Lees verder
Voor de voedselproductie gelden in Europa spelregels op het terrein van milieu. Maar anders dan voor de productie van biobrandstoffen, gelden er geen strenge duurzaamheidseisen rondom de uitstoot van broeikasgassen en landgebruik, zoals die voor biobrandstoffen wel bestaan. Toch is dit hard nodig om ook in de toekomst de snel groeiende wereldbevolking te kunnen blijven voeden en tegelijkertijd broeikasgasemissies te beperken.
Merlijn Wessels*

Dit is de kern van het recente advies ‘Verduurzaming Voedselsector’ van de Commissie Duurzaamheidsvraagstukken Biomassa. De Voedsel- en Landbouworganisatie (FAO) van de Verenigde Naties heeft berekend dat er in 2050 circa 70 procent meer voedsel moet worden geproduceerd om de groeiende wereldbevolking te voeden. Daarvoor is mondiaal en regionaal echter een beperkte hoeveelheid land beschikbaar. Daarnaast is voedselproductie ook deels verantwoordelijk voor verlies aan biodiversiteit, vervuiling van water en uitputting van bodems. Dorette Corbey, voorzitter van de adviescommissie: ‘Het is dus essentieel dat land duurzaam en efficiënt wordt benut.

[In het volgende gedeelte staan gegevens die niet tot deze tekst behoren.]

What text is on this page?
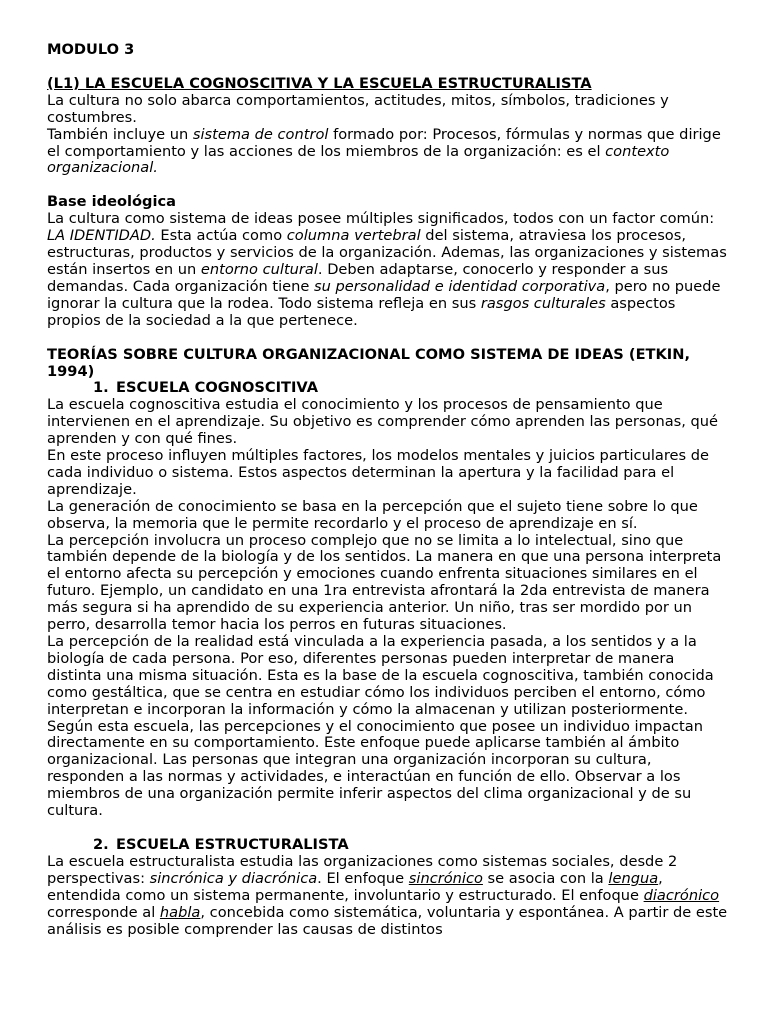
MODULO 3

(L1) LA ESCUELA COGNOSCITIVA Y LA ESCUELA ESTRUCTURALISTA

La cultura no solo abarca comportamientos, actitudes, mitos, símbolos, tradiciones y costumbres.

También incluye un sistema de control formado por: Procesos, fórmulas y normas que dirige el comportamiento y las acciones de los miembros de la organización: es el contexto organizacional.

Base ideológica

La cultura como sistema de ideas posee múltiples significados, todos con un factor común: LA IDENTIDAD. Esta actúa como columna vertebral del sistema, atraviesa los procesos, estructuras, productos y servicios de la organización. Ademas, las organizaciones y sistemas están insertos en un entorno cultural. Deben adaptarse, conocerlo y responder a sus demandas. Cada organización tiene su personalidad e identidad corporativa, pero no puede ignorar la cultura que la rodea. Todo sistema refleja en sus rasgos culturales aspectos propios de la sociedad a la que pertenece.

TEORÍAS SOBRE CULTURA ORGANIZACIONAL COMO SISTEMA DE IDEAS (ETKIN, 1994)

1. ESCUELA COGNOSCITIVA

La escuela cognoscitiva estudia el conocimiento y los procesos de pensamiento que intervienen en el aprendizaje. Su objetivo es comprender cómo aprenden las personas, qué aprenden y con qué fines.

En este proceso influyen múltiples factores, los modelos mentales y juicios particulares de cada individuo o sistema. Estos aspectos determinan la apertura y la facilidad para el aprendizaje.

La generación de conocimiento se basa en la percepción que el sujeto tiene sobre lo que observa, la memoria que le permite recordarlo y el proceso de aprendizaje en sí.

La percepción involucra un proceso complejo que no se limita a lo intelectual, sino que también depende de la biología y de los sentidos. La manera en que una persona interpreta el entorno afecta su percepción y emociones cuando enfrenta situaciones similares en el futuro. Ejemplo, un candidato en una 1ra entrevista afrontará la 2da entrevista de manera más segura si ha aprendido de su experiencia anterior. Un niño, tras ser mordido por un perro, desarrolla temor hacia los perros en futuras situaciones.

La percepción de la realidad está vinculada a la experiencia pasada, a los sentidos y a la biología de cada persona. Por eso, diferentes personas pueden interpretar de manera distinta una misma situación. Esta es la base de la escuela cognoscitiva, también conocida como gestáltica, que se centra en estudiar cómo los individuos perciben el entorno, cómo interpretan e incorporan la información y cómo la almacenan y utilizan posteriormente. Según esta escuela, las percepciones y el conocimiento que posee un individuo impactan directamente en su comportamiento. Este enfoque puede aplicarse también al ámbito organizacional. Las personas que integran una organización incorporan su cultura, responden a las normas y actividades, e interactúan en función de ello. Observar a los miembros de una organización permite inferir aspectos del clima organizacional y de su cultura.

2. ESCUELA ESTRUCTURALISTA

La escuela estructuralista estudia las organizaciones como sistemas sociales, desde 2 perspectivas: sincrónica y diacrónica. El enfoque sincrónico se asocia con la lengua, entendida como un sistema permanente, involuntario y estructurado. El enfoque diacrónico corresponde al habla, concebida como sistemática, voluntaria y espontánea. A partir de este análisis es posible comprender las causas de distintos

Binnen de landbouwsector gebeurt op dat terrein al veel, ook via de Europese landbouwpolitiek en milieurichtlijnen. Maar tegelijkertijd staat de sector voor de opgave om ook de impact op het klimaat aanzienlijk te verminderen: een kwart van de uitstoot van broeikasgassen wordt veroorzaakt door de landbouw. Verduurzaming van de sector is mogelijk, maar tegelijk een enorme uitdaging.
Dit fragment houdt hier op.